Moïse ou la révolution monothéiste – Partie III – Une histoire sainte

Épilogue de notre triptyque sur l’invention du monothéisme par Moïse, après le contexte historique et la radicalité de cette révolution, voici l’histoire « sainte » qui en découle.

IV- Une histoire sainte

Moïse, qui est donc le pivot de cette histoire, se situe au XIIIème siècle. Abraham fondateur réel mais entouré de légende, constitue la 1ère Alliance assortie d’une double promesse : une innombrable descendance et la terre promise au pays de Canaan. Depuis, les Hébreux sont un peuple d’errants, de nomades. Le patriarche, père d’Isaac et d’Ismaël donne deux branches sémites qui se recroiseront plus tard, entre juifs et musulmans.

Bien entendu, à partir de ce pivot mosaïque, nous assistons à une reconstitution et relecture de l’histoire de la tribu d’Abraham à la lecture de la révélation de Moïse. Cela ne veut pas forcément dire invention, mais compréhension différente d’une histoire, banale et chahutée, devenue sainte par élection divine.

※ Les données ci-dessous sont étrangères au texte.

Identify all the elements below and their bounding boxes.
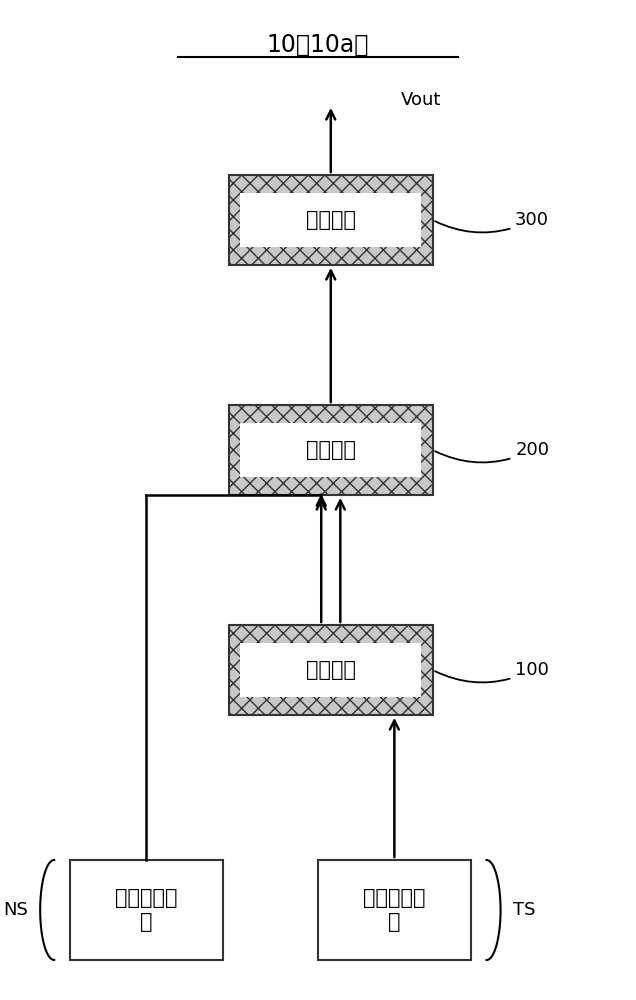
Bar <box>318 860 471 960</box>
Bar <box>229 405 432 495</box>
Text: TS: TS <box>513 901 536 919</box>
Text: Vout: Vout <box>401 91 441 109</box>
Text: 200: 200 <box>435 441 549 462</box>
Text: 300: 300 <box>435 211 549 232</box>
Text: 100: 100 <box>435 661 549 682</box>
Text: 基准电压信
号: 基准电压信 号 <box>115 888 177 932</box>
Text: 选通模块: 选通模块 <box>306 660 356 680</box>
Text: 传输模块: 传输模块 <box>306 210 356 230</box>
Text: 待测电压信
号: 待测电压信 号 <box>363 888 425 932</box>
Bar <box>240 193 421 247</box>
Bar <box>240 643 421 697</box>
Bar <box>229 175 432 265</box>
Bar <box>240 423 421 477</box>
Text: 运算模块: 运算模块 <box>306 440 356 460</box>
Bar <box>229 625 432 715</box>
Text: NS: NS <box>4 901 29 919</box>
Text: 10（10a）: 10（10a） <box>267 33 370 57</box>
Bar <box>70 860 223 960</box>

Les Hébreux réapparaissent lors de leur passage en Egypte, suite à une famine en Palestine. Une partie d’entre eux, issus d’Abraham est restée sur place. La situation de ceux qui sont partis dans la fertile Egypte s’est tellement dégradée qu’un fort désir de sortir d’Egypte monte du peuple asservi et non strictement esclave. C’est un désir politique et non religieux.

Moïse, lui, revient du désert avec un projet politique et un projet religieux : la sortie d’Egypte pour la terre promise (qui sera la conséquence de l’obéissance à Dieu. C’est pour ça que Moïse n’y entre pas, lui qui avait désobéi aux eaux de Mériba). Mais surtout la revendication de Moïse à Pharaon, elle, est religieuse : rendre un culte à Dieu, Yahvé, le plus grand des dieux (nous sommes là encore dans l’hénothéisme).
Viendra ensuite l’Exode et la purification des quarante ans (liés toujours à la désobéissance) puis enfin, la Terre Promise, le pays de Canaan occupé par des sédentaires, dont le reste de la descendance d’Abraham restée sur place avant l’épisode égyptien. Cette prise militaire du pays promis coïncide, alors, avec la sédentarisation et la constitution progressive du royaume d’Israël, avec ses bons et mauvais souverains, conduisant à l’Exil.
Les Hébreux entrent dans une terre déjà habitée et pour partie par des membres de leur propre lignage. Mais ce sont des sédentaires, installés, qui vivent selon un système religieux polythéiste anthropomorphique. C’est bien pourquoi Yahvé veut une extermination totale de ces croyances. C’est donc dans un pays de cités, organisé et hiérarchisé de façon sédentaire, que les Hébreux arrivent. Ils vont pour ainsi dire chausser les bottes de leurs prédécesseurs, habiter leurs villes, se mêler à eux et peu à peu, oublier ou délaisser Yahvé et l’Alliance, provoquant, de maux en maux, l’invasion assyrienne ( après une première période de vassalité plutôt prospère pour le pays) par Salmanasar V et vers 725 l’Exil d’un cinquième du peuple d’Israël. Cette violence que Dieu fait à son peuple est la conséquence de son refus d’obéir aux lois divines. Mais elle marque aussi un pas dans l’avancée vers le monothéisme : Yahvé n’est pas l’unique Dieu tribal, Il commande aussi aux autres peuples. La Puissance divine, dont les Assyriens sont la main, est universelle : Dieu est bien unique, il commande même aux autres nations. Les prédictions annoncées par les prophètes à ce peuple à la nuque raide se sont accomplies. Dieu a appelé les Nations pour châtier son peuple parjure. C’était là la preuve de sa puissance absolue et de son unicité. C’est en tout cas ainsi qu’Israël interpréta sa propre histoire. De même, le retour d’exil en 539 est la marque de Dieu dont la miséricorde passe par Cyrus.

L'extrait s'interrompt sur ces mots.